Getting a water treatment plant built in White City has been a priority of the county’s since Hurricane Michael, said Clayton Smallwood, the County’s engineer.
The storm wiped out the LUCI 1 water plant on Cape San Blas, knocking one of the storage tanks off of its foundation and leaving the cape without water for several weeks. Even after the system was brought back online, LUCI 1 had to undergo numerous improvements before it was able to sustain the cape’s growing population.
Smallwood fears another big storm could cause an even greater water shortage.
“It’s just that right now, all our storage is either on the cape or within 100 feet of the bay,” Smallwood said. “So we want to move that out of the storm surge. So out of the flood zone, get it and drag it to where our plant is going to be able to produce water, even in the worst of times. And we can, you know, keep folks with water.”
“It makes no sense to rebuild right on the coast, something that important from an infrastructure standpoint, when you know, at some point, again, it’s going to happen, and you got to spend another million dollars fixing it,” he continued.
Smallwood hopes that a recent announcement from the Governor’s office could allow them to receive state funding for the project.
On Dec. 8, Gov. Ron Desantis, along with Florida Department of Environmental Protection Secretary Shawn Hamilton, announced a Flooding Resilience Plan, consisting of a list of projects across the state, which, if the plan is approved in the upcoming legislative session, will receive funding from the state.
The White City water plant is on that list, along with one other Gulf County project aimed at relocating the county’s wastewater treatment facility.

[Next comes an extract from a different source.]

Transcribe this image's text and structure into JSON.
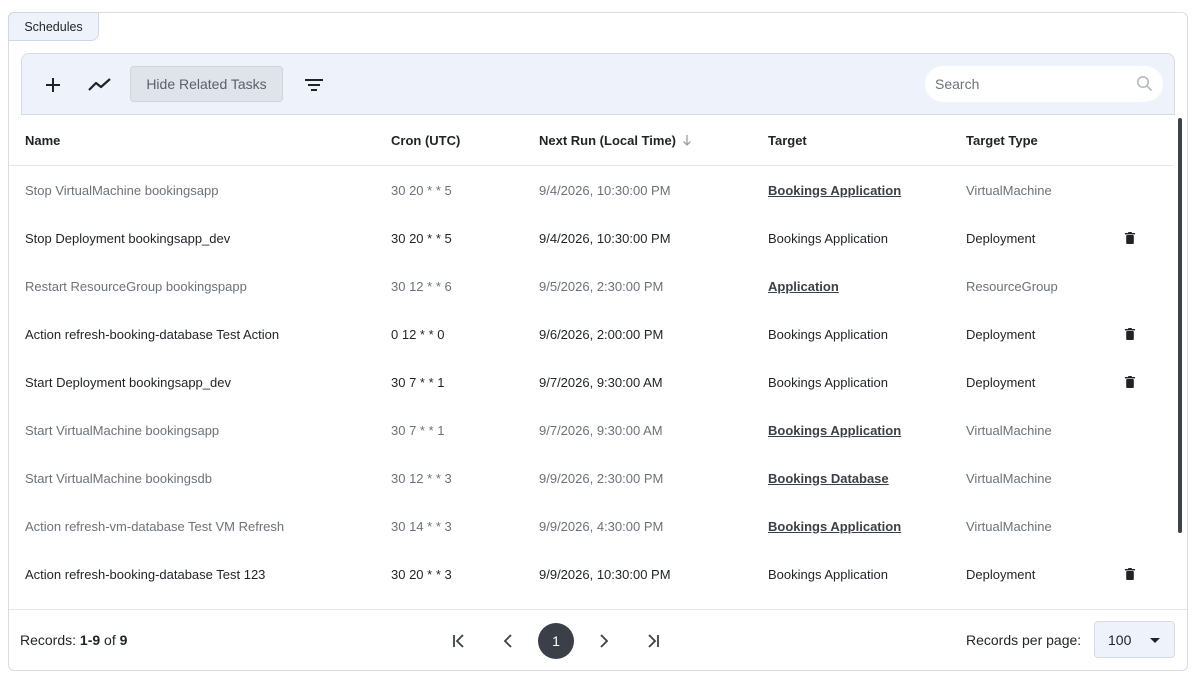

“The plan is part of Senate Bill 1954, signed by Governor DeSantis earlier this year, which ensures a coordinated approach to Florida’s coastal and inland resilience and provides a structure for resilience that follows the best available science and data while enhancing efforts to protect inland and coastal resources that act as natural defenses against sea-level rise,” read a press release from the Governor’s Office.
Senate Bill 1954 will go before the state legislature in the upcoming legislative session, which begins Jan. 14.

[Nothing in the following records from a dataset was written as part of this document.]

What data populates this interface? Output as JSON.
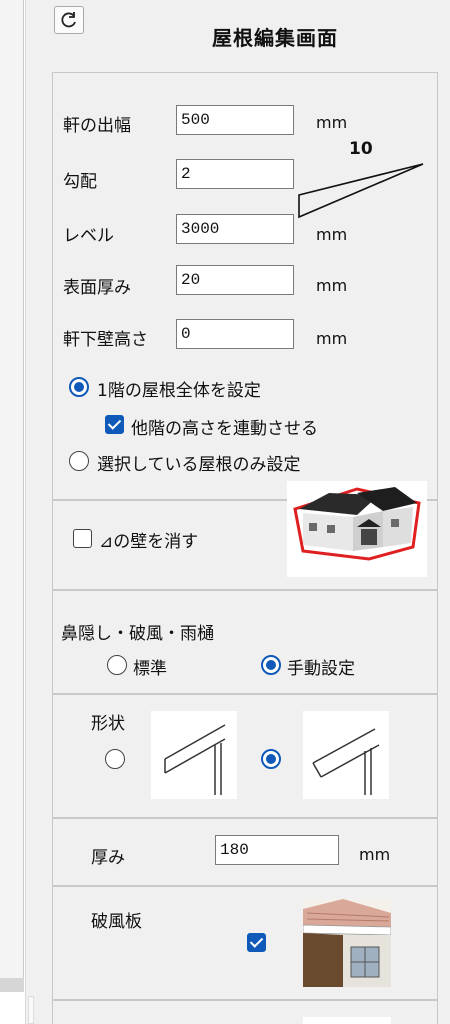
{
  "title": "屋根編集画面",
  "eave": {
    "label": "軒の出幅",
    "value": "500",
    "unit": "mm"
  },
  "slope": {
    "label": "勾配",
    "value": "2",
    "diagram_run": "10"
  },
  "level": {
    "label": "レベル",
    "value": "3000",
    "unit": "mm"
  },
  "thickness_surface": {
    "label": "表面厚み",
    "value": "20",
    "unit": "mm"
  },
  "eave_wall_height": {
    "label": "軒下壁高さ",
    "value": "0",
    "unit": "mm"
  },
  "scope": {
    "option_all": "1階の屋根全体を設定",
    "link_other_floors": "他階の高さを連動させる",
    "option_selected": "選択している屋根のみ設定",
    "selected": "all",
    "link_checked": true
  },
  "hide_wall": {
    "label": "⊿の壁を消す",
    "checked": false
  },
  "fascia": {
    "heading": "鼻隠し・破風・雨樋",
    "option_standard": "標準",
    "option_manual": "手動設定",
    "selected": "manual"
  },
  "shape": {
    "label": "形状",
    "selected": 2
  },
  "fascia_thickness": {
    "label": "厚み",
    "value": "180",
    "unit": "mm"
  },
  "barge_board": {
    "label": "破風板",
    "checked": true
  },
  "colors": {
    "accent": "#0f5ab8",
    "panel_border": "#c8c8c8",
    "house_outline": "#e02020"
  }
}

The three-year plan, if passed, would be part of Florida’s attempt to mitigate some of the impacts of rising sea levels, and it would have a $270 million price tag.
More than $36 million would go to Gulf County.
While many of the 76 total projects statewide involved building stormwater pumps and living shorelines to resist storm surge, both of Gulf County’s projects aimed to move vital resources out of harm’s way.
“That’s a much wiser investment from our standpoint, and gives us reliability,” said Smallwood. “And the fact is, also, we’re going to need more water that keeps continuing to grow. We’re selling more water this year than we’ve ever sold. And so we’ve got to get another source of water.”
“And so it just makes the most sense not to drill another well on the coast. You have, again, the damage from storms, but you also have saltwater intrusion. It’s always a real possibility.”
Smallwood and other Gulf County officials are scheduled to go to Tallahassee on Jan. 19 to advocate for projects like the White City plant among other county needs.